The little man staggered, tottered, and fell heavily. At the shock, the blood gushed from his nose, and, mixing with the water on his face, ran down in vague red streams, dripping off his chin; while Red Wull, jerked from his grasp, was thrown afar, and lay motionless.

“Curse ye!” M'Adam screamed, his face dead-white save for the running red about his jaw. “Curse ye for a cowardly Englishman!” and, struggling to his feet, he made at the Master.

But Sam'l interposed his great bulk between the two.

“Easy, little mon,” he said leisurely, regarding the small fury before him with mournful interest. “Eh, but thee do be a little spit-cat, surely!”

James Moore stood, breathing deep, his hand still buried in Owd Bob's coat.

“If yo'd touched him,” he explained, “I couldna ha' stopped him.
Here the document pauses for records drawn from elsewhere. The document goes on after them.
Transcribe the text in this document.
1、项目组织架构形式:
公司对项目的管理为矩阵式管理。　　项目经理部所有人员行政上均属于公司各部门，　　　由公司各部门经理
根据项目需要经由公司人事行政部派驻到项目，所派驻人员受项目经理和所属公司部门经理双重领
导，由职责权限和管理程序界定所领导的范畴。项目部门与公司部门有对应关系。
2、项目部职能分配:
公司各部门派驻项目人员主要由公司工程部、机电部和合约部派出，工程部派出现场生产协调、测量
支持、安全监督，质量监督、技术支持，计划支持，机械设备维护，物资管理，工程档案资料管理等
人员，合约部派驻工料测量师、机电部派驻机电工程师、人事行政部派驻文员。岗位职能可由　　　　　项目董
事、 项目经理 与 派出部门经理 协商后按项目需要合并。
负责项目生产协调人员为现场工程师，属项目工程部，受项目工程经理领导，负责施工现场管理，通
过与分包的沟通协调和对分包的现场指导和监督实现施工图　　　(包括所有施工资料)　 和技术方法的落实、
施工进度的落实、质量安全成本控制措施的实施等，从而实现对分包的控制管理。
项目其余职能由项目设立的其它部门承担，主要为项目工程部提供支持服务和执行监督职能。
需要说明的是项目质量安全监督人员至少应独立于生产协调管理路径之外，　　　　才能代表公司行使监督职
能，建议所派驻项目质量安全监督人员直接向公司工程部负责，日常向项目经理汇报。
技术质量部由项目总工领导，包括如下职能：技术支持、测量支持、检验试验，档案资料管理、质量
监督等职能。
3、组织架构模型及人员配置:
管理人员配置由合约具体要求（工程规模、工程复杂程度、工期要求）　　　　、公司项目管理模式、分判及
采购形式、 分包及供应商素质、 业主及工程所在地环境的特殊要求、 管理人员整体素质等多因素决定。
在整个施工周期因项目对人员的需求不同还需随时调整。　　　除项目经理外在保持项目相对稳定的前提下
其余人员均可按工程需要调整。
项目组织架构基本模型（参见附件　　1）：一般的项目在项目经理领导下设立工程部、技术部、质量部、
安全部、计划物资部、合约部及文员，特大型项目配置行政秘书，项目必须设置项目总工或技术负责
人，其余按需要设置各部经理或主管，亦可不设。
He'd ha' mauled yo' afore iver I could ha' had him off. They're bad to hold, the Gray Dogs, when they're roosed.”

“Ay, ma word, that they are!” corroborated Tammas, speaking from the experience of sixty years. “Once on, yo' canna get 'em off.”

The little man turned away.

“Ye're all agin me,” he said, and his voice shook. A pitiful figure he made, standing there with the water dripping from him. A red stream was running slowly from his chin; his head was bare, and face working.

James Moore stood eyeing him with some pity and some contempt. Behind was Tammas, enjoying the scene. While Sam'l regarded them all with an impassive melancholy.

M'Adam turned and bent over Red Wull, who still lay like a dead thing. As his master handled him, the button-tail quivered feebly; he opened his eyes, looked about him, snarled faintly, and glared with devilish hate at the gray dog and the group with him.

The little man picked him up, stroking him tenderly. Then he turned away and on to the bridge. Half-way across he stopped. It rattled feverishly beneath him, for he still trembled like a palsied man.

“Man, Moore!” he called, striving to quell the agitation in his voice—“I wad shoot yon dog.”

Across the bridge he turned again. “Man, Moore!” he called and paused. “Ye'll not forget this day.” And with that the blood flared up a dull crimson into his white face.